Du verwendest die interne IP-Adresse für websites (falls Du nicht * nimmst) und die externe in DNS Records.


----------



## vikozo (30. Apr. 2014)

danke till
du hast nicht ein Howto für DAUs? 
gruss
vincent


----------



## Till (30. Apr. 2014)

Willst Du denn NAT wirklich auf dem server einrichten? Ich würde da eher einen extra router nehmen, nAT kann ja jede 08/15 router Kiste für ein paar EUR. Dann einfach im Router die ports die du nutzen willst auf den server forwarden. auf dem server selbst ist dann nichts zu beachten außer dem, was ich oben geschrieben habe. interne IP für webseiten und lokale netzwerkkarte, externe IP in dns records.


----------



## vikozo (30. Apr. 2014)

das heisst meine FritzBox sollte das wohl auch können?!
gruss
vincent


----------



## Till (30. Apr. 2014)

Klar, die Fritzbox kann das.


----------



## vikozo (30. Apr. 2014)

eventuell hat mir jemand Lust und Zeit das zu erläutern.
gehe mal davon aus das es bei der Fritzbox die Port weiterleitung ist.


----------



## robotto7831a (1. Mai 2014)

Zitat von vikozo:


> eventuell hat mir jemand Lust und Zeit das zu erläutern.
> gehe mal davon aus das es bei der Fritzbox die Port weiterleitung ist.

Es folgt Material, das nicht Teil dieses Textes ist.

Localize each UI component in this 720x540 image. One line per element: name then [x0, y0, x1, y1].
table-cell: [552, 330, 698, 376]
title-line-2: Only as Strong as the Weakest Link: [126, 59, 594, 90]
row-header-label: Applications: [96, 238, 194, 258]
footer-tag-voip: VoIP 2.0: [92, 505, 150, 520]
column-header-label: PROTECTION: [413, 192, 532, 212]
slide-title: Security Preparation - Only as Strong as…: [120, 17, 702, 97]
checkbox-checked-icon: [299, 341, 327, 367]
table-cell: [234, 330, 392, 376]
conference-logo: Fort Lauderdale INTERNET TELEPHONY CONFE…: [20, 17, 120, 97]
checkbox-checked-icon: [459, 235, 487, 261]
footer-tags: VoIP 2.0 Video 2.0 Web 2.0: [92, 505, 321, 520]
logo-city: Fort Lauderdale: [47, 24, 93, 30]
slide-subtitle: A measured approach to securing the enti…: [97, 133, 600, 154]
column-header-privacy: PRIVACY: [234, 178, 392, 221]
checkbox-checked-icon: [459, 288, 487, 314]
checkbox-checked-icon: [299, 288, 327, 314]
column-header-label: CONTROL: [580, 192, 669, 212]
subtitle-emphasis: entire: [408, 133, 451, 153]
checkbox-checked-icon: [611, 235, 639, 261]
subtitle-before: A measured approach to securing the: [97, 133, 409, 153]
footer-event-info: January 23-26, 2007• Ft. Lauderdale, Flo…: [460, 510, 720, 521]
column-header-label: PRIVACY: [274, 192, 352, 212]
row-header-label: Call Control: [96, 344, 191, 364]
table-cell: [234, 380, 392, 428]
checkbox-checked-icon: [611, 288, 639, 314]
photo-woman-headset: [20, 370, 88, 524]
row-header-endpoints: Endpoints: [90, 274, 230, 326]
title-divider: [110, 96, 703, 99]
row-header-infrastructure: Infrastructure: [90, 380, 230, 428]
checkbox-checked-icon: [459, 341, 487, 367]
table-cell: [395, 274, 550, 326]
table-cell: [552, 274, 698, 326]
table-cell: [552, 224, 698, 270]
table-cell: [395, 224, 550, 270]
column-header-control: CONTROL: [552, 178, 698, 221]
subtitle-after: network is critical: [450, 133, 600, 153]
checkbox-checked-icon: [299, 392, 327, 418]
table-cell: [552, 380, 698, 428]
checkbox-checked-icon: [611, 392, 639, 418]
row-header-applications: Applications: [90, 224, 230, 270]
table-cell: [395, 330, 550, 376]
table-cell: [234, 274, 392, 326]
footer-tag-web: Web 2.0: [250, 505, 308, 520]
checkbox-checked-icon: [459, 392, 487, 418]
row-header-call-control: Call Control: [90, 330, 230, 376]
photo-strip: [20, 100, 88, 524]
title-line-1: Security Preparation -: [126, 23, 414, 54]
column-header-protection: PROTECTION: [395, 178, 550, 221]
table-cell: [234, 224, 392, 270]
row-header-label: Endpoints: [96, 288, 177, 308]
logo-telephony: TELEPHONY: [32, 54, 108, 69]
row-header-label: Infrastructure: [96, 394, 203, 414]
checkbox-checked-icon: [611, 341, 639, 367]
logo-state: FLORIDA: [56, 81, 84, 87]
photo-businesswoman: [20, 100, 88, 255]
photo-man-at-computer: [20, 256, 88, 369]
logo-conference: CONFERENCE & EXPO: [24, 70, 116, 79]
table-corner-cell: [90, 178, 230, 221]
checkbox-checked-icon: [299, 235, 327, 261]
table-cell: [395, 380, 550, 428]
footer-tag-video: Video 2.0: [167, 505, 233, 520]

Richtig. Du kannst bei der Portweiterleitung einstellen, welcher Port auf welche interne IP und Port weitergeleitet werden soll.


----------



## vikozo (1. Mai 2014)

und wie genau?
kann ich 
port 80 an 192.168.1.22
port 80 an 192.168.1.23
port 80 an 192.168.1.24

ist dann der router nicht verwirrt?  Ich wäre es wohl, oder bin es


----------



## F4RR3LL (1. Mai 2014)

Genau...geht so auch nicht. Jeder Port darf nur einmal vorkommen. 

Gruß Sven


----------



## vikozo (2. Mai 2014)

aber es sind ja alles webpages also port 80
beim ob genannten Muster müste ich also einem Server nicht nur mitteilen welche IP er hat sondern auch einen Port dafür erfinden (definieren)


----------



## robotto7831a (2. Mai 2014)

Du kannst beim Portforwarding einen Port nur einmal an eine andere IP umleiten.

Das wars.

Wenn Du auf verschiedenen internen Webservern Webseiten zur Verfügung stellen willst, dann müssen die von extern über z. B. Port 80, 81, 82, usw. angesprochen werden.


----------



## vikozo (2. Mai 2014)

eventuell erbarmt sich jemand und  schreibt ein Howto do.


----------



## Till (2. Mai 2014)

Einen "workaround" zu der problematik die robotto angesprochen hat gibt es noch, wenn Du mehrere webserver betreiben willst. Du könntest ale anfragen per port forwarding auf den ersten server leiten und dann von dort mit apache mod_proxy auf andere interne server weiterleiten.


----------



## nowayback (2. Mai 2014)

Howto Portfreigabe Fritz.Box

1. http://fritz.box/ im Browser aufrufen
2. Passwort eingeben wenn vergeben
3. auf "Internet" klicken
4. auf "Freigaben" klicken
5. auf "Neue Portfreigabe" klicken
6. "HTTP Server" auswählen und darunter die entsprechende IP (falls diese nicht angezeigt wird, auf Manuell gehen und die eingeben)
7. auf "OK" klicken


----------



## vikozo (2. Mai 2014)

ok Fritzbox ist jetzt sehr klar!

dem Apache Server bring ich bei auf welche IP er lauschen soll, das heisst nun muss er noch auf spez Ports lauschen 
das müsste man via Google wohl dann finden...


----------



## Till (2. Mai 2014)

an sich ist es nicht notwendig dass apache auf anderen ports lauscht, denn externer port und ziel port müssen nicht gleich sein. Zumindest geht das so beid en meisten Routern, habe jetzt keine Fritzbox hier um das nachzusehen. Du machst dann sowas wie:

exten:80 => intern:129.168.0.100:80
exten:81 => intern:129.168.0.101:80
exten:82 => intern:129.168.0.102:80


----------



## vikozo (2. Mai 2014)

Till vielen Dank, das macht jetzt Sinn.
Im ISPConfig was mach ich da unter DNS?

gruss
Vincent


----------



## Till (2. Mai 2014)

Im DNS nimmst Du überall deine externe IP. Ports haben mit DNS nichts zu tun, das ist eine andere Ebene.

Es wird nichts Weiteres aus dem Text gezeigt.